11 Ekim 2017 Çarşamba

22.BÖLÜM / CİLVELİİ

     VEDA… (Verda )

       İçimde öyle bir heyecan vardı ki tarifi mümkün değil! Apartmanın önüne geldim. Günlerce önünde nöbetler tuttuğum. Her perde oynayışını izlediğim, her ışık yanınca heyecanlandığım evin önündeydim işte… Son kez belki de son kez izliyordum bu evi. Sadece evi değil geçmişimi de izliyordum sanki. Nasıl acı çektiğimi, hayal kırıklıklarımı. Geçmişe dair sadece üzüntüler vardı. Ne mutlu bir anı ne de bir tebessüm! Evet tam bir vedaydı bu… Cilveliye, acılarıma, gençliğime…
       Bastım zile, her zamankinden daha gürdü sanki zilin sesi. Açıldı sonra kapı ardına kadar. Ve işte Cilveli, koca gözleriyle bana bakıyor. Gülümsüyor yine yeniden. İçeri giriyorum. Hem çok tanıdık, hem de sanki yabancı bir yere giriyormuşum hissi. Ne garip hiç çıkmadığım bu ev, şimdi bana yabancı…
       Cilveli şaşırtıyor beni sanki hiçbir şey olmamış. Biz hiç ayrılmamışız, ben ona Caner ile birlikte olduğunu bildiğimi söylememişim gibi. Uzak durmaya çalışıyorum. Sanki yeniden yenilmekten korkar gibi.
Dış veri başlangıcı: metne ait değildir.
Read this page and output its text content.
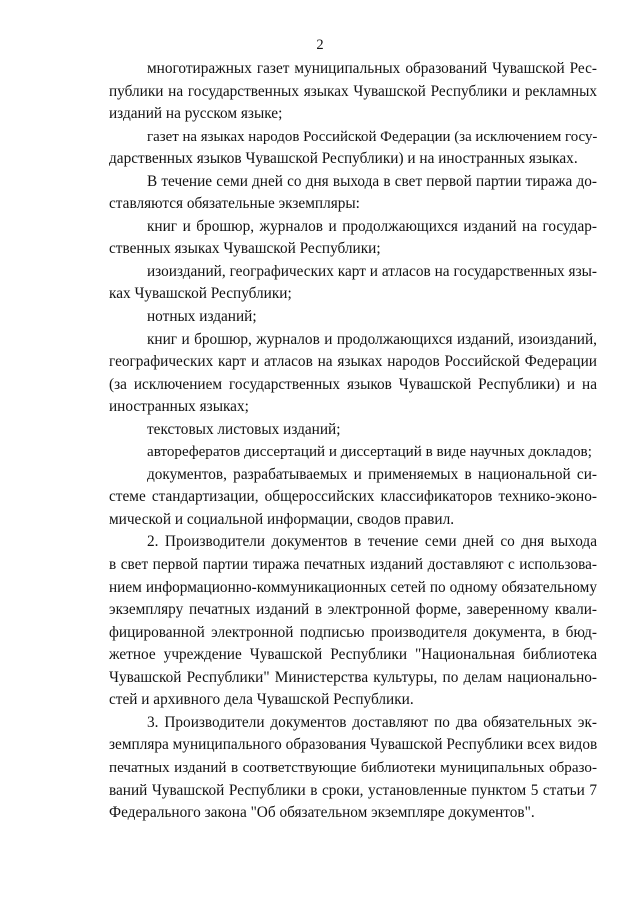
2
многотиражных газет муниципальных образований Чувашской Рес-
публики на государственных языках Чувашской Республики и рекламных
изданий на русском языке;
газет на языках народов Российской Федерации (за исключением госу-
дарственных языков Чувашской Республики) и на иностранных языках.
В течение семи дней со дня выхода в свет первой партии тиража до-
ставляются обязательные экземпляры:
книг и брошюр, журналов и продолжающихся изданий на государ-
ственных языках Чувашской Республики;
изоизданий, географических карт и атласов на государственных язы-
ках Чувашской Республики;
нотных изданий;
книг и брошюр, журналов и продолжающихся изданий, изоизданий,
географических карт и атласов на языках народов Российской Федерации
(за исключением государственных языков Чувашской Республики) и на
иностранных языках;
текстовых листовых изданий;
авторефератов диссертаций и диссертаций в виде научных докладов;
документов, разрабатываемых и применяемых в национальной си-
стеме стандартизации, общероссийских классификаторов технико-эконо-
мической и социальной информации, сводов правил.
2. Производители документов в течение семи дней со дня выхода
в свет первой партии тиража печатных изданий доставляют с использова-
нием информационно-коммуникационных сетей по одному обязательному
экземпляру печатных изданий в электронной форме, заверенному квали-
фицированной электронной подписью производителя документа, в бюд-
жетное учреждение Чувашской Республики "Национальная библиотека
Чувашской Республики" Министерства культуры, по делам национально-
стей и архивного дела Чувашской Республики.
3. Производители документов доставляют по два обязательных эк-
земпляра муниципального образования Чувашской Республики всех видов
печатных изданий в соответствующие библиотеки муниципальных образо-
ваний Чувашской Республики в сроки, установленные пунктом 5 статьи 7
Федерального закона "Об обязательном экземпляре документов".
Hem de içimdeki nefreti belli etmemeye çalışıyorum. Her zaman ki şen şakrak Cilveli.          Beni ne kadar özlediğini anlatıyor. Beni görünce daha iyi anladığını söylüyor. Caner’i sevmediğini aslında beni istediğini. Ne yapmaya çalışıyor anlamıyorum. Maden annen beni kabul etmiş diyor. Ayrılmayalım, evlenelim... Sadece bakıyorum yüzüne. Hayır anlamında kafa sallayabiliyorum. Sonra diyor ki evi satacakmışsınız orada bir sürü anınız var. Yapmayın diyor zor durumdaysanız ben alayım evinizi, gitmeyin diyor. Anlamsızca bakıyorum yüzüne, son çırpınışlarını dinliyorum. Ama sadece dinliyorum artık ona inanmaya ya da güvenmeye gücüm yok. Elimi cebime doğru uzatıyorum. Hediyen diyebiliyorum onun için geldim buraya. Heyecanla yüzüme bakıyor, her zaman ki gülümsemesiyle…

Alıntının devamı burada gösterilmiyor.